ADVISORY firm Inter-Horizon Securities (IH) has projected that sugar producer, Hippo Valley’s earnings before interest, taxes, depreciation and amortisation (EBITDA) margins will moderate in United States dollar (US$) terms during the 2023 financial year.

In an analysis of the firm’s financial statements for the full year ended March 31, 2022, IH said that downside risks still existed from high financial costs.

“For forecasts to remain relevant in the present inflationary environment, we have shifted to a US$ based valuation of the business,” IH said this week.

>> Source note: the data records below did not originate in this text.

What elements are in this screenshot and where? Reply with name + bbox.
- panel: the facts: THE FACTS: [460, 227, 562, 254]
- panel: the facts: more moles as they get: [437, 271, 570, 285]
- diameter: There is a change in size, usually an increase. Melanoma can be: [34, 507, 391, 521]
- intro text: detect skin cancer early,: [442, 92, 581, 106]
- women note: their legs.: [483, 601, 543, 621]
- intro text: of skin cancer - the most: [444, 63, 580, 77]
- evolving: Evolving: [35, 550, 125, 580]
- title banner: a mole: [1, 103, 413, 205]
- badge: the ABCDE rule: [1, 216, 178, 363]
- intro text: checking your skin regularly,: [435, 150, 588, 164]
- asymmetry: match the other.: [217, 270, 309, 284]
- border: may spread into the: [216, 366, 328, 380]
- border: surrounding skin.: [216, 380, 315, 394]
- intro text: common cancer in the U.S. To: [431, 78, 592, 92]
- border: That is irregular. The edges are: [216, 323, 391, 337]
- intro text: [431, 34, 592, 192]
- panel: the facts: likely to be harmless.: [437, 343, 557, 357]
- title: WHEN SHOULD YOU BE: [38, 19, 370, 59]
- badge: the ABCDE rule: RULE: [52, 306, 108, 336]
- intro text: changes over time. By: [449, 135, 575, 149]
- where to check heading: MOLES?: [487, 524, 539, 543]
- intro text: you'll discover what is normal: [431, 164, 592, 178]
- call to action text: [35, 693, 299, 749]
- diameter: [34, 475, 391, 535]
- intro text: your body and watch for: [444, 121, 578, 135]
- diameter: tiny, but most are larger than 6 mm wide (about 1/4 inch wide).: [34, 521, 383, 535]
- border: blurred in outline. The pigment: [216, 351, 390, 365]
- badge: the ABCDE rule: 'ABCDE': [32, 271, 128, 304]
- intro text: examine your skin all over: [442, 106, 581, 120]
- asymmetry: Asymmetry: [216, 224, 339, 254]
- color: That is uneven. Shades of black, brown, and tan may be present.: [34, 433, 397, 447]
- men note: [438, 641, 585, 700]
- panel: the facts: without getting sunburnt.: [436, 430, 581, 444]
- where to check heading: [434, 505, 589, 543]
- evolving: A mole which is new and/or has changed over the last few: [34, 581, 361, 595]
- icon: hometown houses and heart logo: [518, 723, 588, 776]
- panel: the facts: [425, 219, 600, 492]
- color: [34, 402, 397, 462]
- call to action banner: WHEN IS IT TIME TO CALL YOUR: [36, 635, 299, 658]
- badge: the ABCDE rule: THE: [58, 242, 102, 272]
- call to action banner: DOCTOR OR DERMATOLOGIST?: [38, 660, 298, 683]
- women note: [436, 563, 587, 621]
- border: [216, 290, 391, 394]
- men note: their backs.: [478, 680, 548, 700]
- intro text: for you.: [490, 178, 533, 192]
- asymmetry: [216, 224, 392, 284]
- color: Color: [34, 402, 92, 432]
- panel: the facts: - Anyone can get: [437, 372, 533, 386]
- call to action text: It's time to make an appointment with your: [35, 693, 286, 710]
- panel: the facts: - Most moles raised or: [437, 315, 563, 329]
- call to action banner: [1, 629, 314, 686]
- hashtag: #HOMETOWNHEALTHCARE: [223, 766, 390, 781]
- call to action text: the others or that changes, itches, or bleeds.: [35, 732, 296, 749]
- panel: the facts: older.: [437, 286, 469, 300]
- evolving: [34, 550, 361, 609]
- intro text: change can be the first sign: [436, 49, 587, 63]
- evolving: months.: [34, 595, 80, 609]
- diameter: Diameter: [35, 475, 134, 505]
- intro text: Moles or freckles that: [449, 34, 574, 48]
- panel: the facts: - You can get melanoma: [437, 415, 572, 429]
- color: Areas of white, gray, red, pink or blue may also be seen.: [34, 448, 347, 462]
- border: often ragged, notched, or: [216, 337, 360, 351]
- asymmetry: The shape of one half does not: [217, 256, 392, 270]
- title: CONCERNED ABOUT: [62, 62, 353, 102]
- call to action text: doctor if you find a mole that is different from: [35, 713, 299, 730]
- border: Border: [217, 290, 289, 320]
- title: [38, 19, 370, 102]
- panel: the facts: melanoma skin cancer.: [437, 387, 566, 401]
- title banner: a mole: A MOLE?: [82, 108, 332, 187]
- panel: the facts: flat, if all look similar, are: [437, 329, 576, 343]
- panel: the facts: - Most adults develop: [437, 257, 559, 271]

“The US$ revenue for financial year 2023 (FY23) is forecast to remain flat. We are conservative as we wait for updates on recovery from the aphid infestation. We have forecast a moderation in EBITDA margins to 38%, which is above historical averages of 20%. However, downside risk exists from increasing financial costs. Net income is forecast to close the year 18% down from FY22 as revaluations ease. Net debt to EBITDA is expected to creep up from 4,5% to 5% in FY23 as the company borrows for… projects…”

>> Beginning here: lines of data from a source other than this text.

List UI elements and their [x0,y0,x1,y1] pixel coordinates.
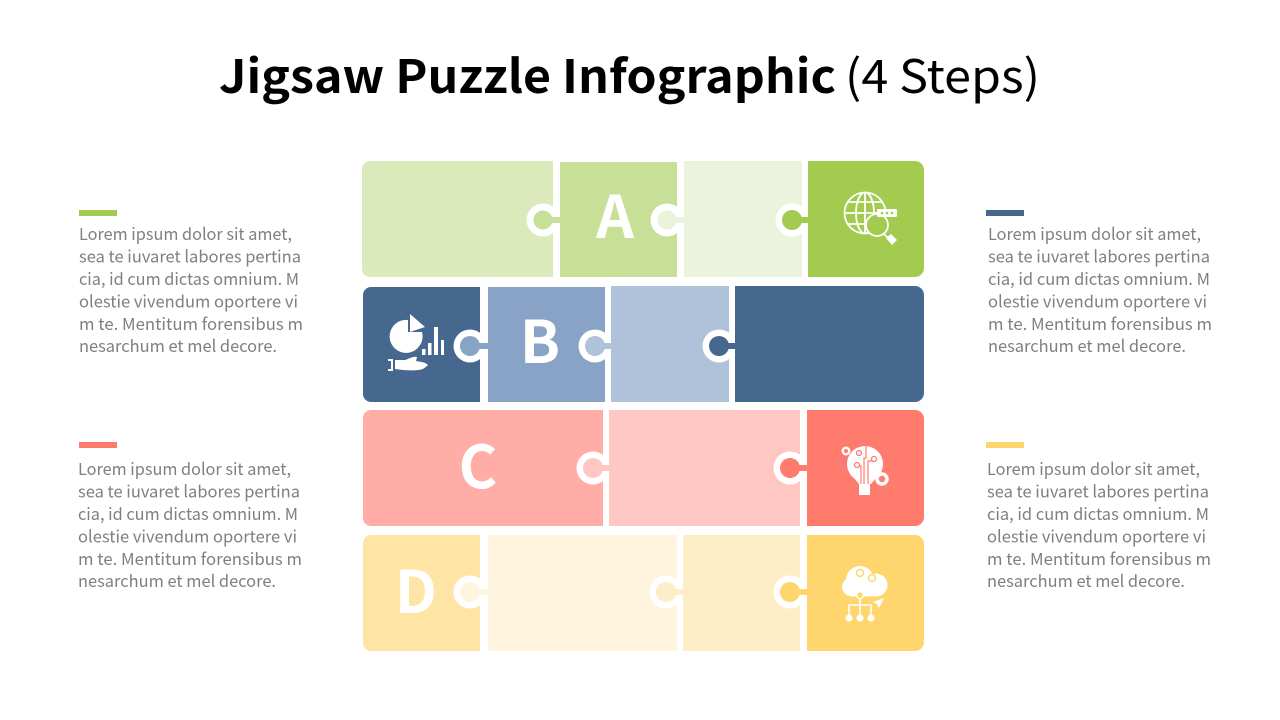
title: Jigsaw Puzzle Infographic [219,41,836,107]
icon: pie chart and hand [388,314,444,371]
connector knobs B [454,330,736,362]
panel: right text B: nesarchum et mel decore. [988,333,1186,357]
panel: left text A: sea te iuvaret labores pertina [79,244,301,268]
panel: right text D: cia, id cum dictas omnium. M [987,501,1209,525]
panel: left text A: olestie vivendum oportere vi [79,288,298,312]
panel: right text D: sea te iuvaret labores pertina [987,478,1209,502]
panel: right text D: olestie vivendum oportere vi [987,524,1206,548]
panel: right text D: nesarchum et mel decore. [987,568,1185,592]
connector knobs D [454,576,808,608]
panel: left text C: olestie vivendum oportere vi [78,524,297,548]
panel: left text C: Lorem ipsum dolor sit amet, [78,456,291,480]
panel: left text A: m te. Mentitum forensibus m [79,311,303,335]
letter D: D [395,545,437,630]
panel: right text D: Lorem ipsum dolor sit amet, [987,456,1200,480]
title: (4 Steps) [845,41,1040,107]
panel: right text D [986,442,1211,592]
panel: left text C: m te. Mentitum forensibus m [78,546,302,570]
letter A: A [595,170,635,255]
panel: right text B: cia, id cum dictas omnium. M [988,266,1210,290]
panel: right text B: olestie vivendum oportere vi [988,288,1207,312]
panel: left text A: Lorem ipsum dolor sit amet, [79,221,292,245]
icon: globe search [844,192,897,245]
panel: puzzle row B [363,286,924,402]
panel: puzzle row D [363,535,924,651]
panel: left text A [79,210,303,357]
panel: left text C: sea te iuvaret labores pertina [78,478,300,502]
panel: puzzle row C [363,410,924,526]
icon: cloud network [842,566,888,622]
letter B: B [520,295,560,380]
icon: light bulb with gears [834,446,887,495]
connector knobs C [576,452,808,484]
panel: left text C [78,442,302,592]
panel: right text D: m te. Mentitum forensibus m [987,546,1211,570]
panel: right text B [986,210,1212,357]
panel: left text A: nesarchum et mel decore. [79,333,277,357]
letter C: C [459,420,497,505]
panel: left text A: cia, id cum dictas omnium. M [79,266,299,290]
panel: puzzle row A [362,161,924,277]
panel: left text C: cia, id cum dictas omnium. M [78,501,298,525]
panel: left text C: nesarchum et mel decore. [78,568,276,592]
panel: right text B: sea te iuvaret labores pertina [988,244,1210,268]
panel: right text B: m te. Mentitum forensibus m [988,311,1212,335]
panel: right text B: Lorem ipsum dolor sit amet, [988,221,1201,245]
connector knobs A [526,204,809,236]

In light of the positive outturn expected for the 2022/23 rainfall season, IH said the sugar industry would receive a full water allocation in the season which has potential to boost production levels.

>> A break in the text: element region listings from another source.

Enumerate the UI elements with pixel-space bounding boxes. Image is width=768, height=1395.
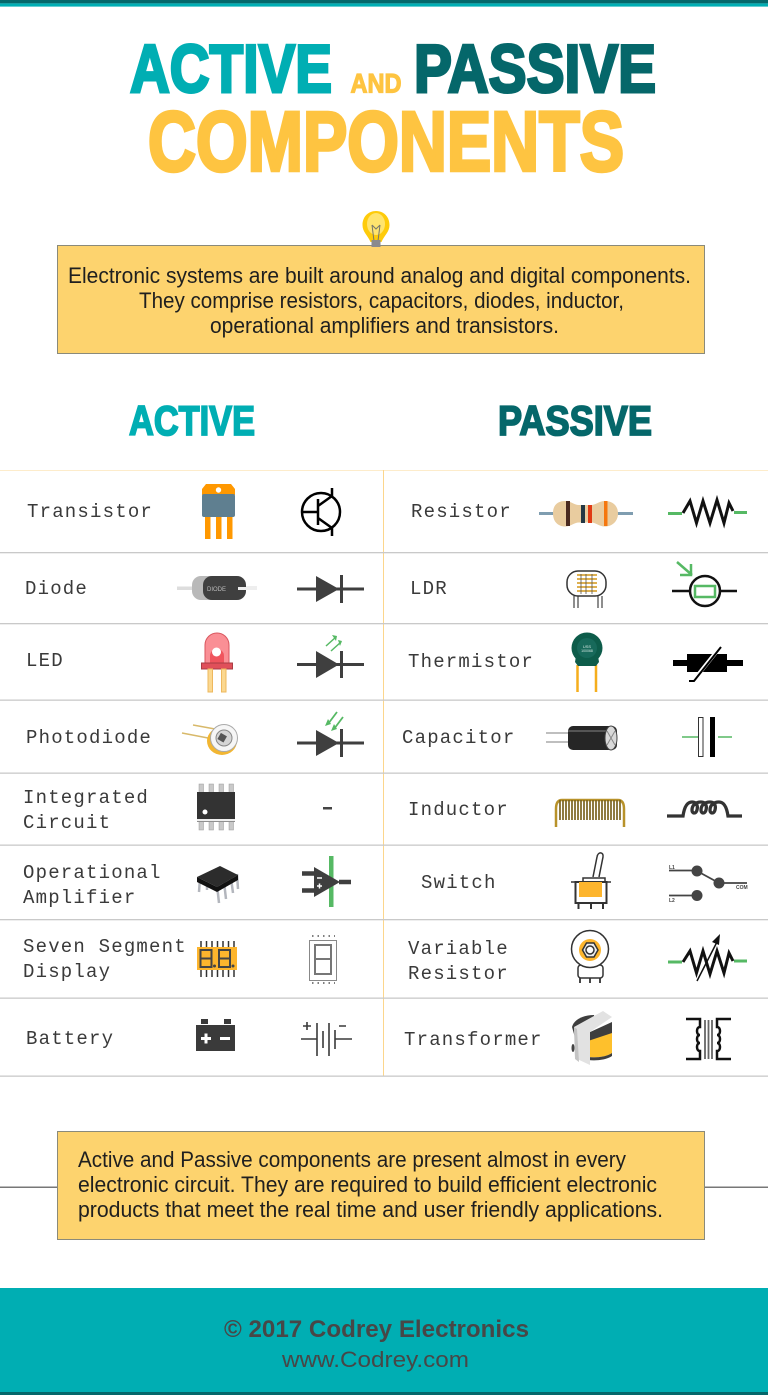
label: Photodiode: Photodiode — [26, 727, 152, 749]
icon: thermistor component: USS — [583, 644, 591, 649]
title: COMPONENTS — [148, 94, 624, 188]
icon: integrated circuit component — [197, 784, 235, 830]
icon: transformer component — [572, 1011, 612, 1065]
icon: photodiode symbol — [297, 712, 364, 757]
closing text box: products that meet the real time and user friendly applications. — [78, 1197, 663, 1222]
icon: switch symbol: L1 — [669, 865, 675, 871]
label: Integrated Circuit: Circuit — [23, 812, 111, 834]
side rules — [0, 1186, 768, 1188]
icon: diode symbol — [297, 575, 364, 603]
icon: resistor symbol — [668, 500, 747, 523]
icon: battery component — [196, 1019, 235, 1051]
label: Integrated Circuit: Integrated — [23, 787, 149, 809]
icon: switch symbol: L2 — [669, 898, 675, 904]
icon: variable resistor component — [572, 930, 608, 983]
label: Transformer: Transformer — [404, 1029, 543, 1051]
icon: switch component — [571, 853, 611, 909]
label: Operational Amplifier: Operational — [23, 862, 162, 884]
icon: inductor symbol — [667, 802, 742, 816]
icon: transformer symbol — [686, 1019, 731, 1059]
footer — [0, 1288, 768, 1395]
label: Operational Amplifier — [23, 862, 162, 909]
text: no symbol dash — [323, 807, 332, 810]
icon: LED component — [202, 633, 232, 692]
table grid — [0, 470, 768, 1077]
icon: op amp component — [197, 866, 238, 903]
closing text box — [58, 1132, 704, 1240]
icon: LED symbol — [297, 635, 364, 678]
icon: light bulb — [362, 211, 390, 247]
label: Operational Amplifier: Amplifier — [23, 887, 136, 909]
icon: seven segment symbol — [310, 936, 336, 983]
label: Resistor: Resistor — [411, 501, 512, 523]
label: Capacitor: Capacitor — [402, 727, 515, 749]
icon: resistor component — [539, 501, 633, 526]
label: Integrated Circuit — [23, 787, 149, 834]
label: Seven Segment Display — [23, 936, 187, 983]
icon: diode component — [177, 576, 257, 600]
label: Switch: Switch — [421, 872, 497, 894]
label: Variable Resistor: Resistor — [408, 963, 509, 985]
intro box — [58, 246, 704, 354]
label: LDR: LDR — [410, 578, 448, 600]
label: Seven Segment Display: Display — [23, 961, 111, 983]
title: AND — [350, 68, 402, 98]
icon: transistor symbol — [301, 488, 340, 536]
icon: LDR component — [567, 571, 606, 608]
closing text box: Active and Passive components are present almost in every — [78, 1147, 626, 1172]
label: Variable Resistor — [408, 938, 509, 985]
icon: capacitor symbol — [682, 717, 732, 757]
title: PASSIVE — [414, 31, 656, 107]
icon: switch symbol — [669, 865, 748, 904]
icon: transistor component — [202, 484, 235, 539]
top bar — [0, 0, 768, 7]
icon: switch symbol: COM — [736, 885, 748, 891]
intro box: operational amplifiers and transistors. — [210, 313, 559, 338]
label: Seven Segment Display: Seven Segment — [23, 936, 187, 958]
title: ACTIVE — [130, 31, 332, 107]
icon: battery symbol — [301, 1022, 352, 1056]
icon: thermistor symbol — [673, 646, 743, 683]
label: Variable Resistor: Variable — [408, 938, 509, 960]
label: Battery: Battery — [26, 1028, 114, 1050]
heading: passive: PASSIVE — [498, 397, 652, 444]
closing text box: electronic circuit. They are required to build efficient electronic — [78, 1172, 657, 1197]
heading: active: ACTIVE — [129, 397, 255, 444]
icon: seven segment component — [197, 941, 237, 977]
footer: © 2017 Codrey Electronics — [224, 1316, 529, 1343]
icon: photodiode component — [182, 724, 238, 755]
icon: inductor component — [556, 800, 624, 827]
icon: thermistor component — [572, 632, 602, 692]
title — [130, 31, 656, 188]
icon: capacitor component — [546, 726, 617, 750]
intro box: They comprise resistors, capacitors, diodes, inductor, — [139, 288, 624, 313]
icon: op amp symbol — [302, 856, 351, 907]
footer: www.Codrey.com — [281, 1347, 469, 1372]
label: LED: LED — [26, 650, 64, 672]
icon: LDR symbol — [672, 562, 737, 606]
icon: thermistor component: 100068 — [581, 649, 593, 653]
intro box: Electronic systems are built around analog and digital components. — [68, 263, 691, 288]
label: Diode: Diode — [25, 578, 88, 600]
icon: variable resistor symbol — [668, 934, 747, 981]
icon: diode component: DIODE — [207, 587, 226, 593]
label: Thermistor: Thermistor — [408, 651, 534, 673]
label: Transistor: Transistor — [27, 501, 153, 523]
label: Inductor: Inductor — [408, 799, 509, 821]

“Of concern is the risk of uneven rainfall that may yet again lead to water logging,” it said.

In the medium to long term, the financial services firm said additional cane was expected from private farmers as the Kilimanjaro and Pezulu projects are developed.

So far 700 hectares under the 4 000ha Kilimanjaro project have been developed and distributed to beneficiaries for planting.

“Local disposable incomes have come under pressure given the triple digit inflation environment. This may negatively impact sales volumes for manufacturers that use sugar as a key ingredient, this may in turn impact local demand and sales for sugar,” it said.

For the financial year 2022, cane deliveries from the company were 14% below the same period in prior year as aphid infestations and waterlogging reduced yields.

Cane deliveries from private farmers were up 30% year-on-year. The incessant rains in December 2020/21 disrupted the harvesting programme resulting in 555 hectares being carried over for harvest in the FY22 financial year.

The company’s sugar production increased by a marginal 3% year-on-year from 204 000 tonnes in FY21 to 209 000 tonnes in FY22. The company’s share of total industry sales volume was 53% from 50% in the prior year. Sales volumes into the domestic market were up 10% as demand firmed and supply improved.

Following a reduction in the Common Market for Eastern and Southern Africa quota allocation in Kenya, total industry exports fell by a drastic 67% year-on-year to 38 000 tonnes from 115 000 tonnes.